In fact, the only one that seems wrong above is (A), and even that (singular/plural comparison error) isn't enough to eliminate a choice for certain on the GMAT. The argument against (C) is that it drops the verb in the second part of the sentence, but this is okay. In fact, it is true that we're comparing oil-to-oil in all five choices; the only reason the verb is necessary is that, sometimes, the two compared things can be nonparallel in terms of sentence structure. For example:
"Furnaces burn synthetic oil less efficiently than does natural oil."
The above sentence is clearly wrong -- the reason is that "natural oil" is acting as a verb's
subject, making it parallel to "furnaces," which is an illogical comparison. Since "synthetic oil" is a verb's
object, natural oil needs to be as well:
"Furnaces burn synthetic oil less efficiently than they do natural oil."
Note that another wrong version of the sentence would be
"Furnaces burn synthetic oil less efficiently than natural oil," because it would be ambiguous as to which of the above scenarios is in fact the case.
However, in the original question posted by Night Reader, there's only one noun in each part of the sentence -- oil. Thus it doesn't matter that, in (C), this ambiguity might exist; the second "oil" is automatically parallel to the only other noun in the sentence, "oil," --
each is the subject of the verb "burns," which is implied/ellipsed in the latter part of the sentence.

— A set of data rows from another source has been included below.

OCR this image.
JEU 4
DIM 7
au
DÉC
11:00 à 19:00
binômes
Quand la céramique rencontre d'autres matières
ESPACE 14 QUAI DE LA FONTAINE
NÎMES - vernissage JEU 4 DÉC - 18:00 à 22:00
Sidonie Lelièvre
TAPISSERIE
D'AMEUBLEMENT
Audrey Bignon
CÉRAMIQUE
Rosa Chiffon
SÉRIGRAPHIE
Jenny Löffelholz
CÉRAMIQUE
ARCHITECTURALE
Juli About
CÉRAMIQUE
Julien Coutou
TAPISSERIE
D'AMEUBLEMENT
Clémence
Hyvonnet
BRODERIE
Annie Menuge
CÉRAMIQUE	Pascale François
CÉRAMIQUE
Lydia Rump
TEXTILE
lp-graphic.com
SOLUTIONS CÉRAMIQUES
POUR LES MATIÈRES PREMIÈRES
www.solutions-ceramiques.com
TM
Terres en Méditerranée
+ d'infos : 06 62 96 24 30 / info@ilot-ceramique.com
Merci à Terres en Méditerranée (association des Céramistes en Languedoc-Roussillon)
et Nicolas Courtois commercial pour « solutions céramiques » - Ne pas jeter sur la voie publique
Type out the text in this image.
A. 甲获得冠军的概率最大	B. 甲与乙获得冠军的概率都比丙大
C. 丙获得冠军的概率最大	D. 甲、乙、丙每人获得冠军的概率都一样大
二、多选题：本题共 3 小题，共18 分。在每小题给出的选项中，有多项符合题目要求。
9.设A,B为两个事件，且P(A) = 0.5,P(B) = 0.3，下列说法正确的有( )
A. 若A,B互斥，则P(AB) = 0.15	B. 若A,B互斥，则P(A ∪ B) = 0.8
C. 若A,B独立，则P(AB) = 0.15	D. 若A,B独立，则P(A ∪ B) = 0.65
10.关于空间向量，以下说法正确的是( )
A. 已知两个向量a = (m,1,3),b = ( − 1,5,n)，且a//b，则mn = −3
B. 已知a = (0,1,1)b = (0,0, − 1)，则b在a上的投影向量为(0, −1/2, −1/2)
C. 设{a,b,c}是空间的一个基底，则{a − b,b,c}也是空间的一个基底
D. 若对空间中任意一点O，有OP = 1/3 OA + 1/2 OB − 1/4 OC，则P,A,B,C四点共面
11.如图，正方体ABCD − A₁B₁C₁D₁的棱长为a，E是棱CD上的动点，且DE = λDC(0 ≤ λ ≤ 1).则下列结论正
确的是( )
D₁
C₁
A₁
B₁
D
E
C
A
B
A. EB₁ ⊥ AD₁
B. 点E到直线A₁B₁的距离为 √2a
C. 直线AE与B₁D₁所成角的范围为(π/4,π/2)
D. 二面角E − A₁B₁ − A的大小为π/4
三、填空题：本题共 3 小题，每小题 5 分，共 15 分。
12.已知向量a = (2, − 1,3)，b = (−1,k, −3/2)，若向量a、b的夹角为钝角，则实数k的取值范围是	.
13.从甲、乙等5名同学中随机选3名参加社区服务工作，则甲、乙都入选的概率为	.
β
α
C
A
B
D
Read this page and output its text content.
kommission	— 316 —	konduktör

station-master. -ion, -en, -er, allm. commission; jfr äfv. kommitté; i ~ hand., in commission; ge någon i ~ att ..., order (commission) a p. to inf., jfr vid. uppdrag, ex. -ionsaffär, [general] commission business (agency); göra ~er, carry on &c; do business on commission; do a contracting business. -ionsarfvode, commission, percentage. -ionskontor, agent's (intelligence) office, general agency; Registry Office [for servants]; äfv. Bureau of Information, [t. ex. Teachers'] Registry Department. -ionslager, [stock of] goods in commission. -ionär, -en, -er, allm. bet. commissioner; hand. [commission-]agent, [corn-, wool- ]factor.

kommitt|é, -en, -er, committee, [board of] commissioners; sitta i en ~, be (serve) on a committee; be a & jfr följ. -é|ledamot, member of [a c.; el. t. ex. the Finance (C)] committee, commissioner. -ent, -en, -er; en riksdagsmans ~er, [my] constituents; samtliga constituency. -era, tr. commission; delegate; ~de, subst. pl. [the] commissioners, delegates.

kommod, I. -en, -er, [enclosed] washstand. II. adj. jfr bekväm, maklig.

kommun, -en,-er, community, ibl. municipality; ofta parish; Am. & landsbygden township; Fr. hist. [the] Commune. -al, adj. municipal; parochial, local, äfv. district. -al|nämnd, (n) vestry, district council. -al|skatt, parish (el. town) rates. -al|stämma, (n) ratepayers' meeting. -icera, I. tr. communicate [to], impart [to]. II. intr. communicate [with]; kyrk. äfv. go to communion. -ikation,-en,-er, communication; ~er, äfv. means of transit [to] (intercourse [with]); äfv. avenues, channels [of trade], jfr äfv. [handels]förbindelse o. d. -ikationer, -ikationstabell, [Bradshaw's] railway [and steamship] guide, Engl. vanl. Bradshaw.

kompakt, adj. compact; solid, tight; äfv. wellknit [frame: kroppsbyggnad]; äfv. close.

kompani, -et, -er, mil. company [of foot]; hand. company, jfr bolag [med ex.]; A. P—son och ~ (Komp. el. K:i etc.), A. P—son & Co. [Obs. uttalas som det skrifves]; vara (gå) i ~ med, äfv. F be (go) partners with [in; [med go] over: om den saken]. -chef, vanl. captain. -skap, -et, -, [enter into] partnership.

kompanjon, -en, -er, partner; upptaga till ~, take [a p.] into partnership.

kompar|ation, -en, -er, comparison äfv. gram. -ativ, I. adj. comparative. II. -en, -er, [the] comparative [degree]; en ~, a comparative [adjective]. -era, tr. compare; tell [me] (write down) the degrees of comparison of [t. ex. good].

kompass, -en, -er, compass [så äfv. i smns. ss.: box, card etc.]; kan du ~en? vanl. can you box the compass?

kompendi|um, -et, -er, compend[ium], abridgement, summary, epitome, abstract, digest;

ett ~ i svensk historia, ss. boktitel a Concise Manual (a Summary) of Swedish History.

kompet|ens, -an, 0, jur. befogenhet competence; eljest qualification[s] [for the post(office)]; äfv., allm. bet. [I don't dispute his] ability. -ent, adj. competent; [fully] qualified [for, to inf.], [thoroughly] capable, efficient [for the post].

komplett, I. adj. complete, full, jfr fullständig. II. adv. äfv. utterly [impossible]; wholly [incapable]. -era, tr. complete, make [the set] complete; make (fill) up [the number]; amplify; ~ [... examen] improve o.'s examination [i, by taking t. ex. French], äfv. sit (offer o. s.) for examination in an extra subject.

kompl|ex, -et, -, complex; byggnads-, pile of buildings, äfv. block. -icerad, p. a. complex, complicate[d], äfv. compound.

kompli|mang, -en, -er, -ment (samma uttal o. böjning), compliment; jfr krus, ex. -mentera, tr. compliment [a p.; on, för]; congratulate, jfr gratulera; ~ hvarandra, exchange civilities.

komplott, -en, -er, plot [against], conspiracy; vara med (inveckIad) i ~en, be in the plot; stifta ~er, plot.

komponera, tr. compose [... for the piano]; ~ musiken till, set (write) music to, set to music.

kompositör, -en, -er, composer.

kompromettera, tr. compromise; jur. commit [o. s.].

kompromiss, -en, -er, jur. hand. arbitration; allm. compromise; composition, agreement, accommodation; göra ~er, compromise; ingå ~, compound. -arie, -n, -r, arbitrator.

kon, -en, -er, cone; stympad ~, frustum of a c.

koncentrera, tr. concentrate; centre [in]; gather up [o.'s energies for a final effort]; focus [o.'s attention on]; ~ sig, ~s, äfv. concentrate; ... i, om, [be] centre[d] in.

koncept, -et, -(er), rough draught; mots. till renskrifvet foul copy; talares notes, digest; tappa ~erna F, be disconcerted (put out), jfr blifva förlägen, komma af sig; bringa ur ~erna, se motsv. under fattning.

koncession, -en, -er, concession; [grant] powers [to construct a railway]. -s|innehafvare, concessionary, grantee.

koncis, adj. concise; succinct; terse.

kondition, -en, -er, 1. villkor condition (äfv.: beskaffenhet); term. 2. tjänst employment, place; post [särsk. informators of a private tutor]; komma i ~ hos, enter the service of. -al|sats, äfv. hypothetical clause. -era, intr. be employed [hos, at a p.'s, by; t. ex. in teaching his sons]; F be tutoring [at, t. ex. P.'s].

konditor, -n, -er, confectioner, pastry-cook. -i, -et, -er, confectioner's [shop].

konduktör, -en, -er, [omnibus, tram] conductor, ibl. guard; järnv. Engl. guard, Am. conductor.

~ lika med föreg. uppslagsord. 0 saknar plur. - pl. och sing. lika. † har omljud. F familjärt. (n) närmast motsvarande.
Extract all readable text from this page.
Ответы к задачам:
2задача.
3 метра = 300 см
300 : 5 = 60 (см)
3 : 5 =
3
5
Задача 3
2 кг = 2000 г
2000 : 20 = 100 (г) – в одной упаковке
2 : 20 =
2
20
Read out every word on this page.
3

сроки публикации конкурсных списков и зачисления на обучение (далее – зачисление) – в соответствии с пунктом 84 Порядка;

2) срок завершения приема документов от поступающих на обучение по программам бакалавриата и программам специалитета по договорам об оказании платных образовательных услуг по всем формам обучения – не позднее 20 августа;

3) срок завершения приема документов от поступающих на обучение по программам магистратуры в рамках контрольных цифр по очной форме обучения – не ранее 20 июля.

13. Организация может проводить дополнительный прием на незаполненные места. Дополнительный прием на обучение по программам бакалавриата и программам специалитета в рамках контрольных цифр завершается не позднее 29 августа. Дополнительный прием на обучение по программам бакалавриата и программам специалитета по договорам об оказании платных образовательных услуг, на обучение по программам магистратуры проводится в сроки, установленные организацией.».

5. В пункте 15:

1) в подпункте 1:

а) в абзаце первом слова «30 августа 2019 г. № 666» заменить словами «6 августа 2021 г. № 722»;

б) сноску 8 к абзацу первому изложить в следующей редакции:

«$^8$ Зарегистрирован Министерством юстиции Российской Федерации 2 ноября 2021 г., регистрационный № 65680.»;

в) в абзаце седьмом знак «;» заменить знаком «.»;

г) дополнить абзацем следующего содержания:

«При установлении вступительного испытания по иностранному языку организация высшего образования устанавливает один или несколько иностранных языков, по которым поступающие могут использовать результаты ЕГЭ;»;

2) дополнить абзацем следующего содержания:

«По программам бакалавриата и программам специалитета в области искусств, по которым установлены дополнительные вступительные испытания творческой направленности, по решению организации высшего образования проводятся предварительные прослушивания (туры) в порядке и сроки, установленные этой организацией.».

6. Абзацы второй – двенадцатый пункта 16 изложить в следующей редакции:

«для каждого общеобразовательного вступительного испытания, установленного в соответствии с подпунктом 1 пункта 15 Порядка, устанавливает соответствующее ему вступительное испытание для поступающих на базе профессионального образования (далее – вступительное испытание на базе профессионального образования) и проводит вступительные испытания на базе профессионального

Thus, (C) is the most concise and still correct, so on test day, I'd choose it. That being said, this would never appear on the GMAT, since 4 of the 5 answers are more or less interchangeable in terms of correctness. I would recommend looking at ALL four examples here as potentially correct options; on the real test, you'd only see one of these four possibilities (although it equally well be any of them!) among the answers, and that would be the correct construction of a comparison.